If you’ve ever wished for more confidence, to be more assertive, to say and do the right things at the right times, these tips on improving your social skills will help. You can easily learn how to be the type of person everyone wants to be friends with and enjoys being around.
Stretch your comfort zone:
What types of situations do you feel uncomfortable in? Talking to members of the opposite sex? Job interviews? Speaking in front of people? Being in charge of a project? Whichever circumstances leave you feeling insecure and unconfident you need to practice more. Purposely find situations like these and throw yourself into them. The more you become accustomed to living outside of your comfort-zone, the better you’ll get at handling all situations.

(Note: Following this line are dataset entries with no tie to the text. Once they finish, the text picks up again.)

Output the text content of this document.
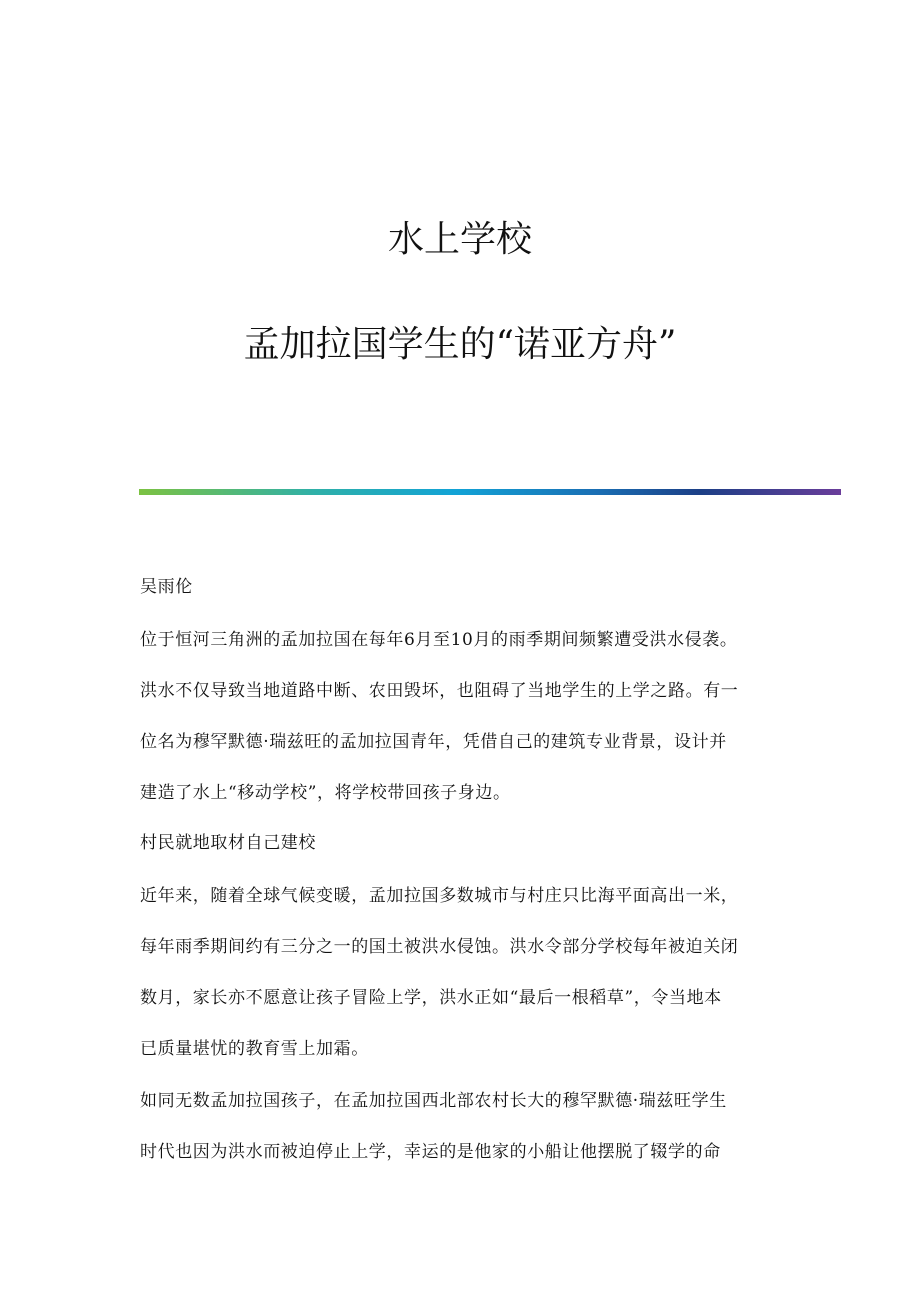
水上学校
孟加拉国学生的“诺亚方舟”
吴雨伦
位于恒河三角洲的孟加拉国在每年6月至10月的雨季期间频繁遭受洪水侵袭。
洪水不仅导致当地道路中断、农田毁坏，也阻碍了当地学生的上学之路。有一
位名为穆罕默德·瑞兹旺的孟加拉国青年，凭借自己的建筑专业背景，设计并
建造了水上“移动学校”，将学校带回孩子身边。
村民就地取材自己建校
近年来，随着全球气候变暖，孟加拉国多数城市与村庄只比海平面高出一米，
每年雨季期间约有三分之一的国土被洪水侵蚀。洪水令部分学校每年被迫关闭
数月，家长亦不愿意让孩子冒险上学，洪水正如“最后一根稻草”，令当地本
已质量堪忧的教育雪上加霜。
如同无数孟加拉国孩子，在孟加拉国西北部农村长大的穆罕默德·瑞兹旺学生
时代也因为洪水而被迫停止上学，幸运的是他家的小船让他摆脱了辍学的命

What about people though? Do certain types of people or certain things others say really set you off and have you feeling uncomfortable? Look inside yourself and try to find out why this is so. Odds are, some old wound from the past is being opened and you need to address this. Like Eleanor Roosevelt said, “Nobody can make you feel inferior without your consent.”
Own up to your mistakes:
We all make mistakes and stick our foot in our mouths. One of the surest signs of someone who’s socially immature is the person who never admits they’re wrong. We all know people like this! Don’t be one of them. If you made an error in judgement, uttered a phrase that was out of line, or committed a faux pas, owning up to this makes others respect you more.
The eyes have it:
When speaking with someone, be certain to make eye contact. Don’t stare them down, but look them in the eye for a few seconds before letting your gaze drift around their face, over their shoulder, then back to the eyes. People feel important and that you’re truly paying attention to them when you make eye contact. Studies have also shown that people who maintain eye contact are perceived as being honest and more attractive than those whose eyes dart all over the place or refuse to look into the other person’s eyes.
The art of listening:
If you want to win instant friends and be known as someone who’s intelligent and compassionate, learn to be a good listener. Everyone wants to talk about themselves, and giving the other person the opportunity to take center stage while you listen intently makes them feel validated. Also, be certain they’re finished talking before replying or offering suggestions. It’s normal to want to finish someone’s sentences or jump right in with good-willed advice, but that’s not what most people are looking for. They simply want to be acknowledged and feel as if what they’re saying is important.
Learning to improve your social skills won’t happen over night. By being a great listener, apologizing when necessary, maintaining eye contact, and widening your comfort zone, you’ll soon be the type of person everyone wants to be around.